Kizuna-kai
- Founded: April 30, 2017; 9 years ago
- Founder: Yoshinori Oda (Kim Jong-ki)
- Founding location: Amagasaki, Hyogo, Japan
- Years active: 2017–present
- Membership: 50 members 70 quasi-members
- Allies: Ikeda-gumi
- Rivals: Yamaguchi-gumi Kobe Yamaguchi-gumi

= Kizuna-kai =

Yakuza organization based in Hyogo, Japan

The Kizuna-kai (絆會) is a yakuza organization based in Hyogo, Japan.

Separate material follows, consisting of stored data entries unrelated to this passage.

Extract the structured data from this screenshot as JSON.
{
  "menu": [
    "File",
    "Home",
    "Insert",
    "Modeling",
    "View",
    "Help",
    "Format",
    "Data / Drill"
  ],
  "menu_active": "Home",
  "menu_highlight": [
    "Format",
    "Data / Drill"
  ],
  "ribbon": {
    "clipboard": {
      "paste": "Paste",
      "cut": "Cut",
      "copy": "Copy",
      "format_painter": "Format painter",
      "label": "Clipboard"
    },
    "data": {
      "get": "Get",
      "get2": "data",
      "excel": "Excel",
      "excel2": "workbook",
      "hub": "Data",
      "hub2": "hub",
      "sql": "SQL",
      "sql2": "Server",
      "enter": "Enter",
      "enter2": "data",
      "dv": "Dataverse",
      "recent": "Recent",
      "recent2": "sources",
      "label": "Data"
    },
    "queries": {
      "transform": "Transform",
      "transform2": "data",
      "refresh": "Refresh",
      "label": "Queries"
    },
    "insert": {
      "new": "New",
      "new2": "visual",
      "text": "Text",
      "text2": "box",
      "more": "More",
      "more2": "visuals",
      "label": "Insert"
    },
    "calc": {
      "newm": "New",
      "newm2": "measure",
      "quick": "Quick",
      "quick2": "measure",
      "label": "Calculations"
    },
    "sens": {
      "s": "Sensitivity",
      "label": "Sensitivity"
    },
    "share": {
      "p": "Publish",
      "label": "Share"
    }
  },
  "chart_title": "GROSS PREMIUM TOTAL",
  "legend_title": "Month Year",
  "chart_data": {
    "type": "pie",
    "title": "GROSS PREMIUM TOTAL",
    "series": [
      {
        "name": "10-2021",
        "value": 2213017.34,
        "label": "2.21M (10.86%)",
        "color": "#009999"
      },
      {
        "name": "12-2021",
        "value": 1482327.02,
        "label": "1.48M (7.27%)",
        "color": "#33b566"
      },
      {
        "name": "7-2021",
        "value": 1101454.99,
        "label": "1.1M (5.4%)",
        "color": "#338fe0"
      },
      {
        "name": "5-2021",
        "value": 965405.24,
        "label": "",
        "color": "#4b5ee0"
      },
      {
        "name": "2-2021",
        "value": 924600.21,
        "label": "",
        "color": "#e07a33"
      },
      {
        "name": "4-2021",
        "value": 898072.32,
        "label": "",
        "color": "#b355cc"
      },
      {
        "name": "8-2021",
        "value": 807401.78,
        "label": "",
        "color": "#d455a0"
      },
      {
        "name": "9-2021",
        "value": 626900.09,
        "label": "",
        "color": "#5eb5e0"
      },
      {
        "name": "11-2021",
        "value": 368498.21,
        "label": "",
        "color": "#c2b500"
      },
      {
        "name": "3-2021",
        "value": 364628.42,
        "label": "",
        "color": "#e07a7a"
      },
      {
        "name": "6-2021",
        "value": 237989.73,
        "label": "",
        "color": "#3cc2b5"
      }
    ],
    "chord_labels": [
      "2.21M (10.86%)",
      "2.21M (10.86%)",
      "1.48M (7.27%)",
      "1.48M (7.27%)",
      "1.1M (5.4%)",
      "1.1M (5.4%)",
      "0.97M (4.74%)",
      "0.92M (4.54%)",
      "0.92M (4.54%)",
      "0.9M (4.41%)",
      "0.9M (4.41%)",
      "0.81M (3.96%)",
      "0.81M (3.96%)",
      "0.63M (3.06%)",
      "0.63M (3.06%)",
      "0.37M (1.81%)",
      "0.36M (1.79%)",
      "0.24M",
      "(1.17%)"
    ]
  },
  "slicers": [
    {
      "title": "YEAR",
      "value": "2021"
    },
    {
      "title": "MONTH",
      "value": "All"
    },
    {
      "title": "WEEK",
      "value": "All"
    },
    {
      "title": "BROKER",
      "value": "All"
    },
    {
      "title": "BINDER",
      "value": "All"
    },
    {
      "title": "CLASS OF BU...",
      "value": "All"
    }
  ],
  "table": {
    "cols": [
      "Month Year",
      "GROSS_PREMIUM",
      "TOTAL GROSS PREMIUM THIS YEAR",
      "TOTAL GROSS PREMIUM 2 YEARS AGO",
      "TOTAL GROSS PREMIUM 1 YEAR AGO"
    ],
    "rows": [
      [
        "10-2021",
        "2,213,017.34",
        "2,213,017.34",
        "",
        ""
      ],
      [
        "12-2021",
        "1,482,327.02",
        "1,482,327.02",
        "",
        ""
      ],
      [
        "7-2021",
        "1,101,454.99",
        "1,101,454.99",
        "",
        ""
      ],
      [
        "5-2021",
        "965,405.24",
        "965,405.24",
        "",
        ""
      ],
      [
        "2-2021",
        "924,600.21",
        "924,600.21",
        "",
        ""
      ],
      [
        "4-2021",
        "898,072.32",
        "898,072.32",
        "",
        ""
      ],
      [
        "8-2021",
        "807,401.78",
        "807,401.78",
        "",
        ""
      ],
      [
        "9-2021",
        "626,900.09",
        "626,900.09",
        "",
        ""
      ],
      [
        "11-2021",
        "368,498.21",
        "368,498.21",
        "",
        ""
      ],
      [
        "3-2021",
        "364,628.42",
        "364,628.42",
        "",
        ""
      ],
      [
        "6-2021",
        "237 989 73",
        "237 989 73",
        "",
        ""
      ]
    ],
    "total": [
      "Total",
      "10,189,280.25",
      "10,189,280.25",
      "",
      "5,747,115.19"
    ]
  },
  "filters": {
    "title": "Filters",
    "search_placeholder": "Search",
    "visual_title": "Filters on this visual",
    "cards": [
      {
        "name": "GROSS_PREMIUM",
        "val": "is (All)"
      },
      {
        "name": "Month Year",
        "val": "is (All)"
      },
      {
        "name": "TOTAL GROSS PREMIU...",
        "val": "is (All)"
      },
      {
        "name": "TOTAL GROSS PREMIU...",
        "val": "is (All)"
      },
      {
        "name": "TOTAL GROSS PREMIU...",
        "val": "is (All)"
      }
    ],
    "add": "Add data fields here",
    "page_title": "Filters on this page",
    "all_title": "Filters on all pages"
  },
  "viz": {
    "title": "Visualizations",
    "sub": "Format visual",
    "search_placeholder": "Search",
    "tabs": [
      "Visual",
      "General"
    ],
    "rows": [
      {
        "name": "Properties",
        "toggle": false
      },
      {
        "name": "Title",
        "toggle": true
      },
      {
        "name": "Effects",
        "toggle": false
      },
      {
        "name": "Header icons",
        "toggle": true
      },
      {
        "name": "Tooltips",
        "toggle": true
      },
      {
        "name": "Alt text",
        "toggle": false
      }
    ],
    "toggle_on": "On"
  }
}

It was originally formed on April 30, 2017 by some direct members of the Kobe Yamaguchi-gumi, which in turn was split from the Yamaguchi-gumi. Initially, they called themselves Ninkyo-dantai-Yamaguchi-gumi, a nincho organization using the kanji character for personal names, 俠. Thereafter, on August 9, the name was changed to Ninkyo Yamaguchi-gumi, using the slang word kyo for the reasons described below. Furthermore, on January 12, 2020, the name was changed to the current name, removing the name Yamaguchi-gumi.

==History==
===Formation===
The Yamaguchi-gumi, a designated organized crime group, split in the summer of 2015, and some members formed the Kobe Yamaguchi-gumi. However, on April 30, 2017, some members of the Kobe Yamaguchi-gumi rebelled and formed the Ninkyo-dantai-Yamaguchi-gumi. As a result, the organized crime group that originated from the Yamaguchi-gumi was split into three factions.

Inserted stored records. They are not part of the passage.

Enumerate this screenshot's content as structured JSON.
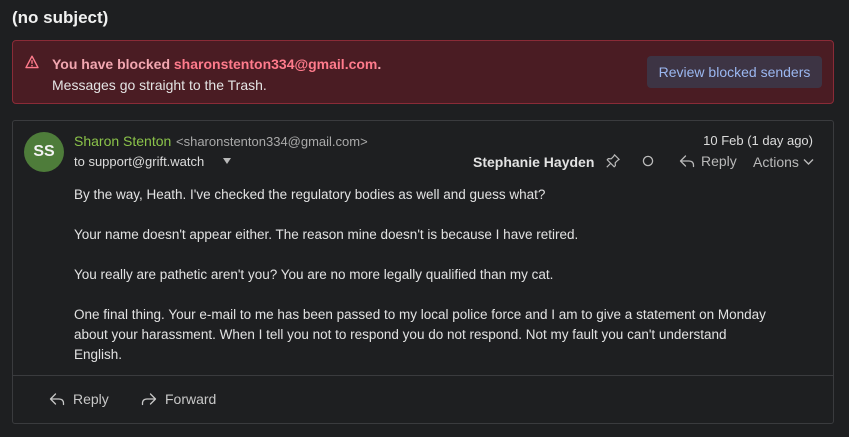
{
  "subject": "(no subject)",
  "banner": {
    "prefix": "You have blocked ",
    "email": "sharonstenton334@gmail.com",
    "suffix": ".",
    "line2": "Messages go straight to the Trash.",
    "review_label": "Review blocked senders"
  },
  "message": {
    "avatar_initials": "SS",
    "sender_name": "Sharon Stenton",
    "sender_email": "<sharonstenton334@gmail.com>",
    "to": "to support@grift.watch",
    "date": "10 Feb (1 day ago)",
    "assignee": "Stephanie Hayden",
    "reply_label": "Reply",
    "actions_label": "Actions",
    "paragraphs": [
      "By the way, Heath.  I've checked the regulatory bodies as well and guess what?",
      "Your name doesn't appear either.  The reason mine doesn't is because I have retired.",
      "You really are pathetic aren't you?  You are no more legally qualified than  my cat.",
      "One final thing.  Your e-mail to me has been passed to my local police force and I am to give a statement on Monday about your harassment.  When I tell you not to respond you do not respond.  Not my fault you can't understand English."
    ]
  },
  "footer": {
    "reply_label": "Reply",
    "forward_label": "Forward"
  },
  "colors": {
    "accent_green": "#8bc34a",
    "banner_bg": "#4a1c23",
    "link_blue": "#9bb7f0"
  }
}
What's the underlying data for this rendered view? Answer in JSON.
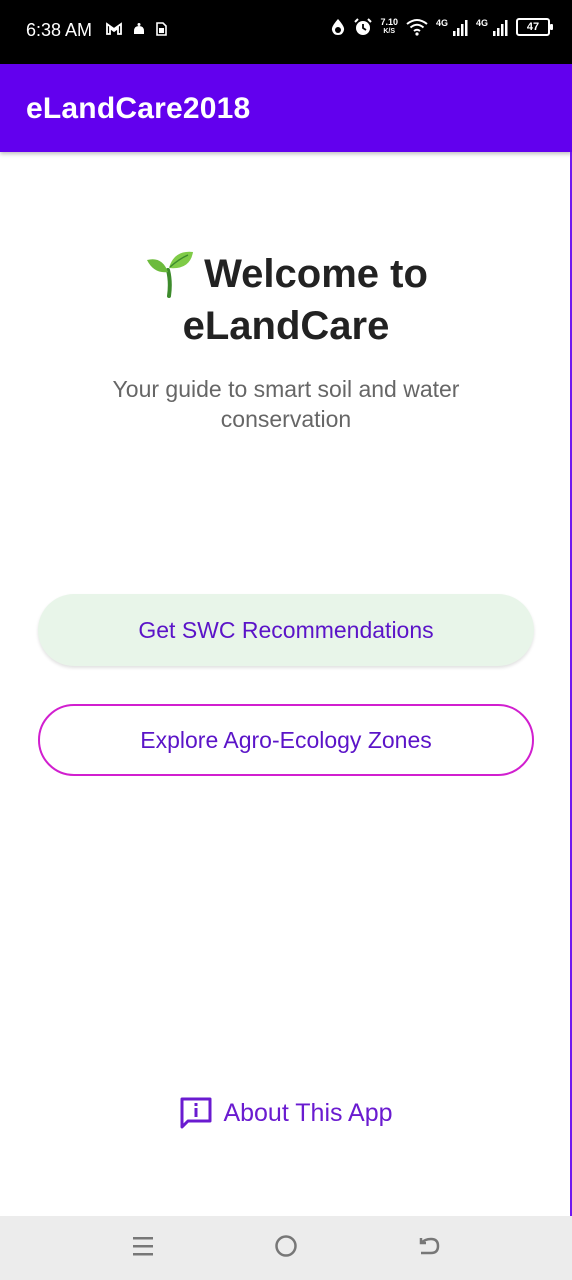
{
  "status_bar": {
    "time": "6:38 AM",
    "speed_value": "7.10",
    "speed_unit": "K/S",
    "network_1": "4G",
    "network_2": "4G",
    "battery": "47",
    "icons": [
      "gmail-icon",
      "notification-icon",
      "sim-icon",
      "data-saver-icon",
      "alarm-icon",
      "wifi-icon",
      "signal-icon",
      "signal-icon",
      "battery-icon"
    ]
  },
  "app_bar": {
    "title": "eLandCare2018",
    "color": "#6200ee"
  },
  "welcome": {
    "title_icon": "sprout-icon",
    "title": "Welcome to eLandCare",
    "subtitle": "Your guide to smart soil and water conservation"
  },
  "buttons": {
    "swc_label": "Get SWC Recommendations",
    "aez_label": "Explore Agro-Ecology Zones"
  },
  "about": {
    "icon": "info-message-icon",
    "label": "About This App"
  },
  "nav_bar": {
    "items": [
      "menu-icon",
      "home-icon",
      "back-icon"
    ]
  }
}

At the founding ceremony on April 30, 2017, the organization did not have a nominal chief, but instead the fourth generation Yamaken-gumi vice-chairman (Headquarters), the core organization of the Kobe Yamaguchi-gumi affiliate. The organization is headed by Yosinori Oda (Note: Oda was 50 years old at the time. He was the acting Wakagashira of the Kobe Yamaguchi-gumi.) and the number-two (wakagashira) at the time was Koji Ikeda. (Note: Ikeda was 50 years old at the time and a junior assistant in the Kobe Yamaguchi-gumi) It has been pointed out that the Ninkyo-dantai-Yamaguchi-gumi has an organizational form that avoids violence and the law, but the police authorities are in a state of internal conflict rather than division. The organization has been subjected to regulations under the anti-bouto law. Furthermore, on May 7, Ikeda and others attended the formation ceremony of the Keiji Union, which had split from the 6th generation Yamaguchi-gumi-affiliated Tankai-ikka, and it is believed that this group also joined the Ninkyo-dantai-Yamaguchi-gumi.

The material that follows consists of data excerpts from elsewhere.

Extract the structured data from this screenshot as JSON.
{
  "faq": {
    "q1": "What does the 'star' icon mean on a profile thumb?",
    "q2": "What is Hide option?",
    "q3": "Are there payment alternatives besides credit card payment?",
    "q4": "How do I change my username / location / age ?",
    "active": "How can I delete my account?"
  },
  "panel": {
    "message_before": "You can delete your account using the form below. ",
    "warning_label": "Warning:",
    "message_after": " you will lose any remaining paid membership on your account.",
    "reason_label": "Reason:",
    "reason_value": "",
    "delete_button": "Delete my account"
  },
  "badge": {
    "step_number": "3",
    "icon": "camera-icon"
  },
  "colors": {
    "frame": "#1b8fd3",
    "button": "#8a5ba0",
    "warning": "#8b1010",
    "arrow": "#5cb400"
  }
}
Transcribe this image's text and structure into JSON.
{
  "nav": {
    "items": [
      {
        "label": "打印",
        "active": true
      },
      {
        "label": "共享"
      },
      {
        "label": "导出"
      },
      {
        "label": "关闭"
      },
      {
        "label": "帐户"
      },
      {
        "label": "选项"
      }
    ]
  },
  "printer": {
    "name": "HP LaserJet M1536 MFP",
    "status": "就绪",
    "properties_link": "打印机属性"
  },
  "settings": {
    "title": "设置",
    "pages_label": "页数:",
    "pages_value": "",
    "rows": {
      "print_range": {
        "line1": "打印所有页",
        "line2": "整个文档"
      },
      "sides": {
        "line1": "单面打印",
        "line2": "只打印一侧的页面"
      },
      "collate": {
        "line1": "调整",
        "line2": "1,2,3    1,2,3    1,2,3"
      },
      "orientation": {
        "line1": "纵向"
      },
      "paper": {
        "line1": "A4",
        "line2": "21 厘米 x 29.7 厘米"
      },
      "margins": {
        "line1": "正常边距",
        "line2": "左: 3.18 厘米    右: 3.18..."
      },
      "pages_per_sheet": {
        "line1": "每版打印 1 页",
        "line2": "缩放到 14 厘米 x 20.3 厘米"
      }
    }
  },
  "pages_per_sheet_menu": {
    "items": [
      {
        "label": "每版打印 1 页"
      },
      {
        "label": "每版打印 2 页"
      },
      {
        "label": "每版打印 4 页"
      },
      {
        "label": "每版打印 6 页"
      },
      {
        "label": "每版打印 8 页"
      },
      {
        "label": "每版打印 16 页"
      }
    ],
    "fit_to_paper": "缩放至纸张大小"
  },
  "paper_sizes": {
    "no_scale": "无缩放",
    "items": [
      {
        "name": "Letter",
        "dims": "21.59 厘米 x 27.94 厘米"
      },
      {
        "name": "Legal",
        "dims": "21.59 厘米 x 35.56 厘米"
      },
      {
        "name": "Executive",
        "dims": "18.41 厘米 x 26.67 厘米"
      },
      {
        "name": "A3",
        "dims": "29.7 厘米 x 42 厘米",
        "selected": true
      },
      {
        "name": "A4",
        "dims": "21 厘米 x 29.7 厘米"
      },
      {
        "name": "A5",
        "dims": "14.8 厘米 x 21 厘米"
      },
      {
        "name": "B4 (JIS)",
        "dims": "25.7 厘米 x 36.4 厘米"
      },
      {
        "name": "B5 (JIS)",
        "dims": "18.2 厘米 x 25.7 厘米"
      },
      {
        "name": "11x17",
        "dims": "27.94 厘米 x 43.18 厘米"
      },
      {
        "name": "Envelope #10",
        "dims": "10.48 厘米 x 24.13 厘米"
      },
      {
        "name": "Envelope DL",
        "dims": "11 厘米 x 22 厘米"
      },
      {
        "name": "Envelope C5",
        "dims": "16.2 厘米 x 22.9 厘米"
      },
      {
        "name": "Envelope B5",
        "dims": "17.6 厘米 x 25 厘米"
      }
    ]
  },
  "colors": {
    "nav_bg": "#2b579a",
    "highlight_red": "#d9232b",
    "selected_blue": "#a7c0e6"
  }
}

On August 9, the organization's name was changed to Ninkyo Yamaguchi-gumi. The main reason for the name change is that when news organizations reported on the old organization name, the Ninkyo-dantai-Yamaguchi-gumi, was not correctly written in the media. It is said that this was due to growing dissatisfaction from both inside and outside the country due to its poor appearance.

===Road to designation===
On September 12, 2017, an armed group shot at a convoy carrying representative Oda and others on a street in Nagata-ku, Kobe. Oda lived near the scene and was attacked by men waiting for him immediately after leaving his home. The vehicle he was riding in drove away from the scene, and Oda was not injured, but one member of the gang (44 years old at the time), who was his bodyguard, was shot and killed. On March 22, 2018, the Ninkyo Yamaguchi-gumi was designated as a designated bōryokudan by the Hyogo Prefecture Public Safety Commission. In September of the same year, the Kobe District Court approved an application for a provisional injunction to prohibit the use of the Yondaime Manabe-gumi office, which was also used as the Ninkyo Yamaguchi-gumi's headquarters office.

On February 17, 2020, the Hyogo Prefectural Public Safety Commission announced in the official gazette that the name of the organization had been changed to Kizuna-kai. The reason for the name change appears to be to clarify the difference between the Yamaguchi-gumi, which is designated as a designated organized crime group, and the Kobe Yamaguchi-gumi. On August 11, Koji Ikeda, who had become a young leader, submitted a notification of dissolution of the 4th generation Manabe-gumi to the Amagasaki police station, the group was disbanded, and Ikeda visited the 6th Yamaguchi-gumi headquarters the following month, apologized, and officially retired. In late February 2022, the third generation Oda Kogyo chairman, Satoshi Gondo, who was the top executive, submitted a notice of withdrawal to the Osaka Prefectural Police and was expelled from Kizuna-kai on March 2.